34  Developer / Technical / Re: What libraries are you using to make games? [C++] [survey/poll] on: June 09, 2012, 12:39:57 AM
I'm not familiar with the SFML code, it seems like a conversion to vertex arrays would be great because then you're potentially ES compatible? (Or did they do this with SFML 2 already?)
35  Developer / Technical / Re: Direct2D or OpenGL for 2D games? on: June 08, 2012, 12:19:52 AM
I think the fact you just took *37 lines of code* to write a (very correct and nicely written) function that just draws a rectangle, doesn't handle the case of textures, indexing or draw call coalescing, and will have to be mostly rewritten in a switch to GLES 2 kind of demonstrates why calling directly is not worth it for basic 2D stuff and you'd rather find a library to do this for you :/

I have a little set of personal raw OpenGL utility calls like this. When I was using them in my primary development, I spent an unreasonable amount of time debugging them and adjusting them and then it would all turn out to be useless when the day comes I found myself going-- oh right, what if I unexpectedly want to draw a *triangle*? And then I'm starting over.
36  Developer / Technical / Re: Direct2D or OpenGL for 2D games? on: June 07, 2012, 10:10:04 PM
Basically, I spent a good long time using raw OpenGL ES to just display pixel art and simple shapes, and it was bullshit and I wouldn't recommend it to anyone. The upshot of my time doing this is that the art in the games I made this way were way simpler than they even needed to be, because it was so much work for me to do something simple like draw a square and this didn't leave me much of any time to do the fancy GLSL stuff because I'd used up my time budget on writing code to laboriously draw rectangles.

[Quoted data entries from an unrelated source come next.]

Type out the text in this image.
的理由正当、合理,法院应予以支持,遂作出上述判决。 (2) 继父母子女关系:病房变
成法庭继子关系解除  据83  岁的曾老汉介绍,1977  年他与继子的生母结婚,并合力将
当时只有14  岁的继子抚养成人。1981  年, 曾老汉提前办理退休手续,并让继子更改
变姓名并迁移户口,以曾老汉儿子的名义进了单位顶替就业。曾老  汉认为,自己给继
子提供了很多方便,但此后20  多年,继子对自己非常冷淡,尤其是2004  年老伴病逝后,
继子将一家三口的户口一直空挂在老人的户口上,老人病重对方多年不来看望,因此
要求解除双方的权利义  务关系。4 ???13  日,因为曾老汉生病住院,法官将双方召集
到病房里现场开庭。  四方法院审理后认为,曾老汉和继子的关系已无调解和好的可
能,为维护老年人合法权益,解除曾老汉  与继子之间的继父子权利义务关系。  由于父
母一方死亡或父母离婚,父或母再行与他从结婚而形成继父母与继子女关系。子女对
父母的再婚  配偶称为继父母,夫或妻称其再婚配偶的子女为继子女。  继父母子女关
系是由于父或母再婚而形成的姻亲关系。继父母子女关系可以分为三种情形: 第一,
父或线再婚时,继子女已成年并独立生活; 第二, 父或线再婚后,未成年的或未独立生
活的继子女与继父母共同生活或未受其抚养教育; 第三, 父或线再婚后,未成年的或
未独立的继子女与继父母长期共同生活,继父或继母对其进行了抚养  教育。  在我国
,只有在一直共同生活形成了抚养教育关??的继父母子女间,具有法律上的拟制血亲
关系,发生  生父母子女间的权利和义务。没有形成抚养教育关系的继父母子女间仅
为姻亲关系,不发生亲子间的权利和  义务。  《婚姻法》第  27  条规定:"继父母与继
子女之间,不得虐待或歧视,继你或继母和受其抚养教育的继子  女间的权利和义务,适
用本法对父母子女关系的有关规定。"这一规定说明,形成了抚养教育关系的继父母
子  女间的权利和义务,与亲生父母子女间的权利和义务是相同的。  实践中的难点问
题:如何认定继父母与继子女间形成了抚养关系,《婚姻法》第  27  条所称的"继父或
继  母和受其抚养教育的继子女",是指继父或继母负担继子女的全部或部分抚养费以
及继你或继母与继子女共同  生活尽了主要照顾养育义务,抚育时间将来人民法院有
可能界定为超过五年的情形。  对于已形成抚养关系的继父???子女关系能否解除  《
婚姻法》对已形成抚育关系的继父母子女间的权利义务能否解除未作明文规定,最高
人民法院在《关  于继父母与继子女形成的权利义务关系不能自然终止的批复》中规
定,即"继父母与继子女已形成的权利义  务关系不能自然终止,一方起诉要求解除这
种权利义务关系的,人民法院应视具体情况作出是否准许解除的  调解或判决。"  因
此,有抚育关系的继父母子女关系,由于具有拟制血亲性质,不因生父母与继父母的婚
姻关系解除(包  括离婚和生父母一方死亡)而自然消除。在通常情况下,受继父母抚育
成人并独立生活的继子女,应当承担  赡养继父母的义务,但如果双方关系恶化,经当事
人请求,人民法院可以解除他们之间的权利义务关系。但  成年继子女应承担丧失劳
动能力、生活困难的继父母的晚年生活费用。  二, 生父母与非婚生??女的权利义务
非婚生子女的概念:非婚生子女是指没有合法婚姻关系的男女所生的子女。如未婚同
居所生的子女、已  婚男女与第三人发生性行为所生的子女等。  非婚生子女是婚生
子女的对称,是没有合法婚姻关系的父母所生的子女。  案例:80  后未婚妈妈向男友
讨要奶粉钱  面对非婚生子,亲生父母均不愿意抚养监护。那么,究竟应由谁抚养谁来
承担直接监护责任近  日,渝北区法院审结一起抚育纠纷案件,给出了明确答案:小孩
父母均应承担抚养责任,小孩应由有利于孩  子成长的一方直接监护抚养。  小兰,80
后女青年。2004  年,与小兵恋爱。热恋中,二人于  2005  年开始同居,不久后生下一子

So I'd recommend, find a library at least one level of abstraction higher than OpenGL.
37  Developer / Technical / Re: Direct2D or OpenGL for 2D games? on: June 07, 2012, 09:27:38 PM
Having access to shaders can be very useful even with 2D, there are a LOT of ways to make pixel art + postprocessing look very attractive.

However I think you can get that without having to give up high-level abstractions, I bet you can use SFML and still have access to opengl's more powerful features when you need it.
38  Developer / Technical / Re: Something I'm working [WIP] on: June 06, 2012, 11:38:36 AM
Stelok what editor are you saving these files in? Do you know what text encoding is being used?
39  Developer / Technical / Re: Something I'm working [WIP] on: June 06, 2012, 11:37:12 AM
Windows console can do Unicode, you just have to change the code page or something.

https://www.google.com/search?q=windows+console+unicode&ie=UTF-8&oe=UTF-8&hl=en&client=safari
40  Developer / Technical / Re: Direct2D or OpenGL for 2D games? on: June 06, 2012, 11:34:44 AM
Because raw OpenGL is not very user friendly and directx is not cross platform, I would recommend using a library built on top of OpenGL. I have heard many good things about SFML.